Notice what’s missing: There’s no guarantee.

Google can ignore your sitemap entirely. If your sitemap lists URLs that are blocked by robots.txt, return 404 errors, redirect to other pages, or contain thin content, Google will stop trusting your sitemap. Over time, if your sitemap consistently includes low-quality URLs, crawlers will rely more on internal link signals and less on your declared list.

This is why sitemap accuracy matters. It’s not just about having one. It’s about maintaining one that reflects your actual site priorities.

What Influences Whether Google Crawls Sitemap URLs

Several variables determine whether a search engine actually crawls the URLs in your sitemap:

Site authority – Low-authority sites get smaller crawl budgets, so sitemaps become more important as a crawl efficiency tool. High-authority sites can afford sloppier sitemaps because Google crawls them aggressively anyway.
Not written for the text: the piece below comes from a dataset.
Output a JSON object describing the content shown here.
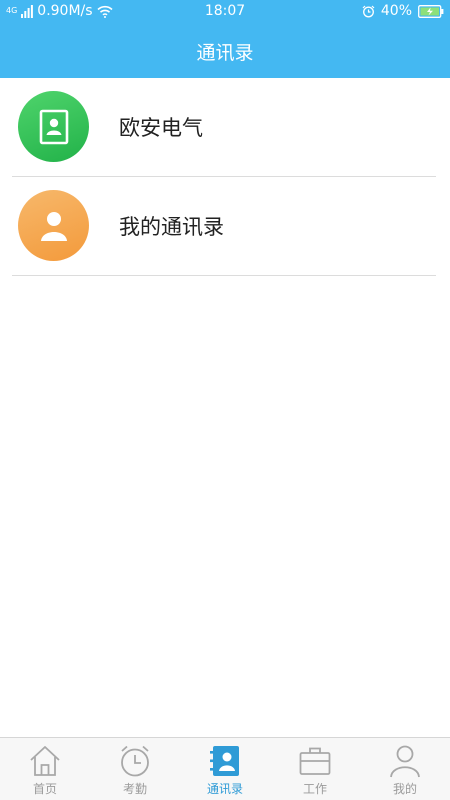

Internal linking strength – If a URL is deeply linked within your site, Google prioritizes it over sitemap declarations. Strong internal links override sitemaps. Weak internal links make sitemaps more influential.

Content update frequency – If your sitemap’s lastmod dates are accurate and show recent updates, crawlers check those pages more often. If your lastmod dates never change or are clearly wrong, crawlers ignore them.

Server performance – If your sitemap file is slow to load or your server throttles requests, crawlers will reduce how often they fetch it. Fast sitemap delivery improves crawl frequency.

Historical trust – If you’ve submitted sitemaps in the past that were full of 404s, redirects, or blocked URLs, Google reduces its reliance on your sitemaps. Trust degrades over time with repeated inaccuracies.

The pattern here: Sitemaps work best when they reflect reality. They stop working when they become wishful thinking.


Strategic Sitemap Construction: What to Include and Exclude

Most sitemap guides tell you to include every indexable URL. That’s wrong.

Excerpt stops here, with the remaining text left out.